Usage Patterns
Common usage patterns and best practices for DREAM
Usage Patterns
This guide covers common usage patterns for DREAM in various scenarios.
Pattern 1: Simple Sequence Processing
Process a sequence and get outputs at all timesteps.
from dream import DREAM
model = DREAM(input_dim=64, hidden_dim=128)
x = torch.randn(32, 50, 64)
output, state = model(x)
# output: (32, 50, 128) - all timesteps
# state: DREAMState - final stateUse case: Standard sequence modeling where you need outputs at every timestep.
Pattern 2: Stateful Processing (Memory Retention)
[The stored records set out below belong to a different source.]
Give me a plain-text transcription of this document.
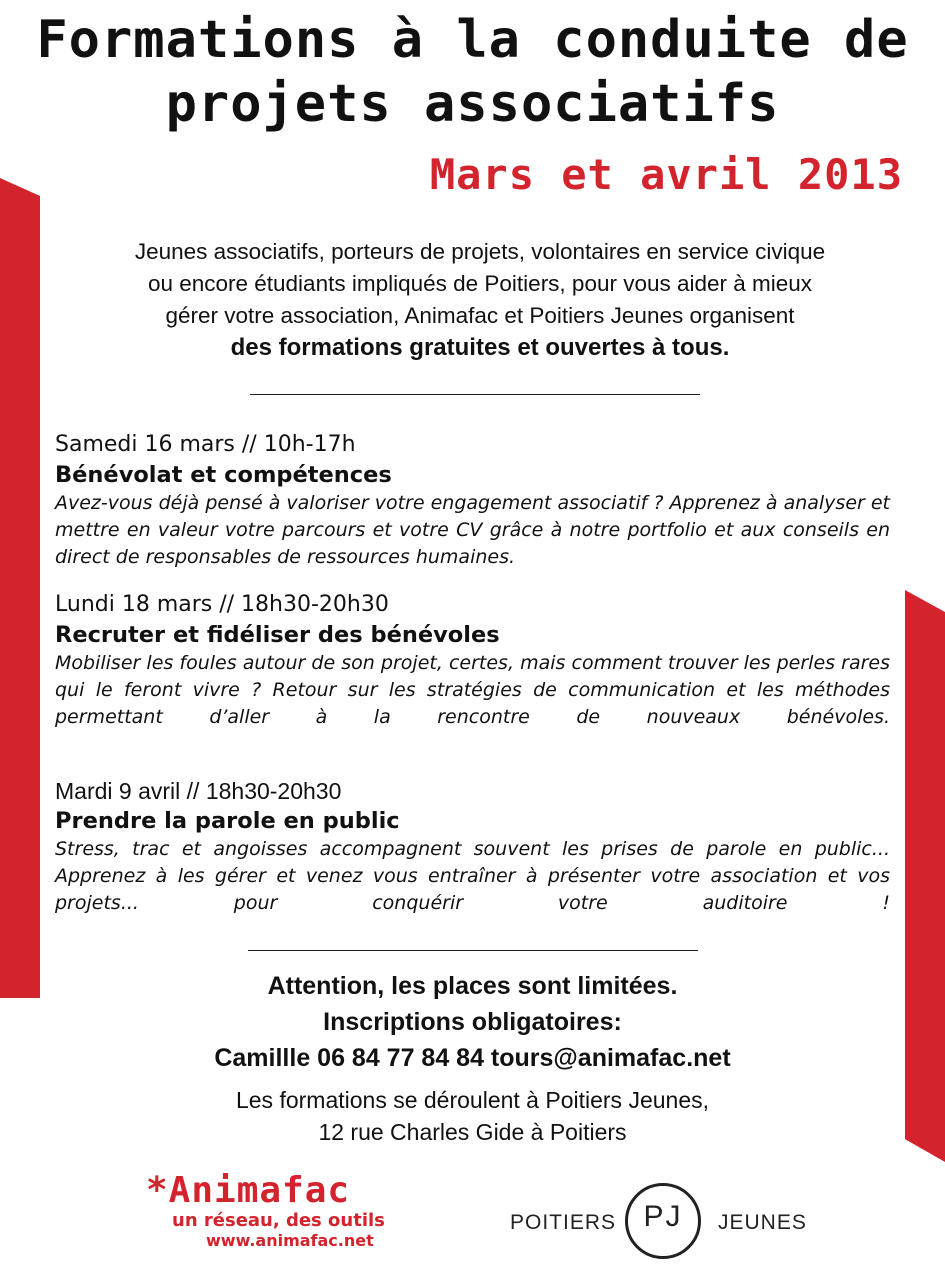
Formations à la conduite de
projets associatifs
Mars et avril 2013
Jeunes associatifs, porteurs de projets, volontaires en service civique
ou encore étudiants impliqués de Poitiers, pour vous aider à mieux
gérer votre association, Animafac et Poitiers Jeunes organisent
des formations gratuites et ouvertes à tous.
Samedi 16 mars // 10h-17h
Bénévolat et compétences
Avez-vous déjà pensé à valoriser votre engagement associatif ? Apprenez à analyser et mettre en valeur votre parcours et votre CV grâce à notre portfolio et aux conseils en direct de responsables de ressources humaines.
Lundi 18 mars // 18h30-20h30
Recruter et fidéliser des bénévoles
Mobiliser les foules autour de son projet, certes, mais comment trouver les perles rares qui le feront vivre ? Retour sur les stratégies de communication et les méthodes permettant d’aller à la rencontre de nouveaux bénévoles.
Mardi 9 avril // 18h30-20h30
Prendre la parole en public
Stress, trac et angoisses accompagnent souvent les prises de parole en public... Apprenez à les gérer et venez vous entraîner à présenter votre association et vos projets... pour conquérir votre auditoire !
Attention, les places sont limitées.
Inscriptions obligatoires:
Camillle 06 84 77 84 84 tours@animafac.net
Les formations se déroulent à Poitiers Jeunes,
12 rue Charles Gide à Poitiers
*Animafac
un réseau, des outils
www.animafac.net
POITIERS PJ	JEUNES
Preserve state across multiple sequences for continuous memory.
# Initialize state once
state = model.init_state(batch_size=32)
# Process multiple sequences with memory
for seq in sequence_batch:
output, state = model(seq.unsqueeze(0), state)
# State persists between sequences!Use case:
- Streaming data processing
- Continuous speech recognition
- Online learning scenarios
Key benefit: The model adapts and remembers across sequence boundaries.
Pattern 3: Variable-Length Sequences
Handle padded sequences with proper masking.
# Padded input
x = torch.randn(32, 100, 64) # padded to max length
lengths = torch.tensor([45, 67, 89, ...]) # actual lengths
# Process with masking
output, state = model.forward_with_mask(x, lengths)
# output has zeros for padded positionsUse case:
- Batched training with variable-length sequences
- Text processing with different sentence lengths
- Audio with varying durations
Pattern 4: Encoder-Decoder
Use DREAM in encoder-decoder architectures.
# Encoder
encoder = DREAM(input_dim=64, hidden_dim=256)
# Decoder
decoder = DREAM(input_dim=64, hidden_dim=256)
# Encode
x_enc = torch.randn(32, 50, 64)
_, enc_state = encoder(x_enc, return_sequences=False)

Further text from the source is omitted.